Gabon : ulcère de buruli, schistosomiase et géohelminthiases ces maladies endémiques
Au Gabon, certaines maladies tropicales négligées continuent de représenter un véritable défi de santé publique. Parmi elles, l’ulcère de Buruli, la schistosomiase et les géohelminthiases demeurent endémiques, affectant principalement les populations les plus vulnérables. rappelle l’Organisation mondiale de la santé (OMS). D’où l’importance de maintenir une couverture efficace de la chimioprévention dans tous les groupes à risque.

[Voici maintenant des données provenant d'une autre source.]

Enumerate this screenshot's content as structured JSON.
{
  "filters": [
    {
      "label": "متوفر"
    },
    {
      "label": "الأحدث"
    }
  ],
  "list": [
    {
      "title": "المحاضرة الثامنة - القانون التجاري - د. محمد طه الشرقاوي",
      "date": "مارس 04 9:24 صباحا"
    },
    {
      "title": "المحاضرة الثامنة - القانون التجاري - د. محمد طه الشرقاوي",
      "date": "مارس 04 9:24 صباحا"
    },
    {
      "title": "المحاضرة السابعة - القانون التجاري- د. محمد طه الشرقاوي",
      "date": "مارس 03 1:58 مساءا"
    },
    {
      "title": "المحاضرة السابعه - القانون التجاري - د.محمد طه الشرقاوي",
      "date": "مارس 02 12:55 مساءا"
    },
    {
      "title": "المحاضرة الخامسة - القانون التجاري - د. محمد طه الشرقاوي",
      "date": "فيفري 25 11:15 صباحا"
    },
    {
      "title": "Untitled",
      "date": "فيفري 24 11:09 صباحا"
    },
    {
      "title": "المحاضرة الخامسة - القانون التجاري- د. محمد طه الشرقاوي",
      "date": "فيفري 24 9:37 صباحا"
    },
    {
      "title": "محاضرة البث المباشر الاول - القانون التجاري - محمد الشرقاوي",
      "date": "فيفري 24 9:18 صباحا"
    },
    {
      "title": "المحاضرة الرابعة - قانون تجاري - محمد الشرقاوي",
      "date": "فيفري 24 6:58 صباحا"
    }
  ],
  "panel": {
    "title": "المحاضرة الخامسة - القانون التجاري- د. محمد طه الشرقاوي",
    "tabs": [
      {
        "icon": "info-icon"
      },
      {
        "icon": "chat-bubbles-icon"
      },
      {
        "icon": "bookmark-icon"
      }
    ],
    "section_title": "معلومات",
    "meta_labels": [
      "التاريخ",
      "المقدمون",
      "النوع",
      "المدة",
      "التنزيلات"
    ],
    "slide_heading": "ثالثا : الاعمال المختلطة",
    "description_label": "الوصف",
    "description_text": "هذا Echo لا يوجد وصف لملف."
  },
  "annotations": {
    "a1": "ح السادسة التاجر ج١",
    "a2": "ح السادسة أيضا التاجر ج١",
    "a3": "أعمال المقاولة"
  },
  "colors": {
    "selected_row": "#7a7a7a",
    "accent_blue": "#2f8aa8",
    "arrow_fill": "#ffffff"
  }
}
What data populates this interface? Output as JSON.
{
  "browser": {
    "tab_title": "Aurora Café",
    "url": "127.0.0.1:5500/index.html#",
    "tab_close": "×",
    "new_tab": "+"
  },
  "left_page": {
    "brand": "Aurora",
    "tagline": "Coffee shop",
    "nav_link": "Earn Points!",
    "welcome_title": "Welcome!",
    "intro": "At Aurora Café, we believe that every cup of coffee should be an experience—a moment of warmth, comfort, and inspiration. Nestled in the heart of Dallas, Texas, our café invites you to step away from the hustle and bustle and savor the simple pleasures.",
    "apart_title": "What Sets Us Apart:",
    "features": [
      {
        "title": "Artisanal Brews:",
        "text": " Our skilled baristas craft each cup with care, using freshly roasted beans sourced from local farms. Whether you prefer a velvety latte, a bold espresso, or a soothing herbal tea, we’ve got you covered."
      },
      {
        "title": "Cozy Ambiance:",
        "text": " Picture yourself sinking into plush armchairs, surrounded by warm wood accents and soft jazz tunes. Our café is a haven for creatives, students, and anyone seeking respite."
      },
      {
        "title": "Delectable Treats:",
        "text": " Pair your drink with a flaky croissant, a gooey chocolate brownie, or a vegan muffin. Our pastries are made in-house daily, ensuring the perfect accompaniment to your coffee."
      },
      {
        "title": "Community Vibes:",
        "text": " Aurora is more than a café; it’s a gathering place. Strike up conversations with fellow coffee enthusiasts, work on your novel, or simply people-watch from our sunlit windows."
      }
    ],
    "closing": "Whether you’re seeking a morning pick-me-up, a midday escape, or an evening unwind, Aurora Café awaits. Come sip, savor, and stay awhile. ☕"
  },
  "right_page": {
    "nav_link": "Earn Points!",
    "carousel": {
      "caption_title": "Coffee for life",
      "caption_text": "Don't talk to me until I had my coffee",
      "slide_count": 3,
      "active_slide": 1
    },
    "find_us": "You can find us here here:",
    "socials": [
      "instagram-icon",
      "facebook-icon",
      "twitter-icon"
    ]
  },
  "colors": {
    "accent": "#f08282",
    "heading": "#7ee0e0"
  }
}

Selon l’ OMS, l’ulcère de Buruli est une maladie chronique débilitante causée par une bactérie présente dans l’environnement, Mycobacterium ulcerans. Elle touche essentiellement la peau, parfois les os, et peut entraîner des déformations sévères ainsi que des handicaps permanents lorsqu’elle n’est pas prise en charge à temps. Cette pathologie débute souvent de manière insidieuse et se manifeste par une tuméfaction indolore, une plaque ou un œdème diffus, le plus souvent au niveau des membres ou du visage.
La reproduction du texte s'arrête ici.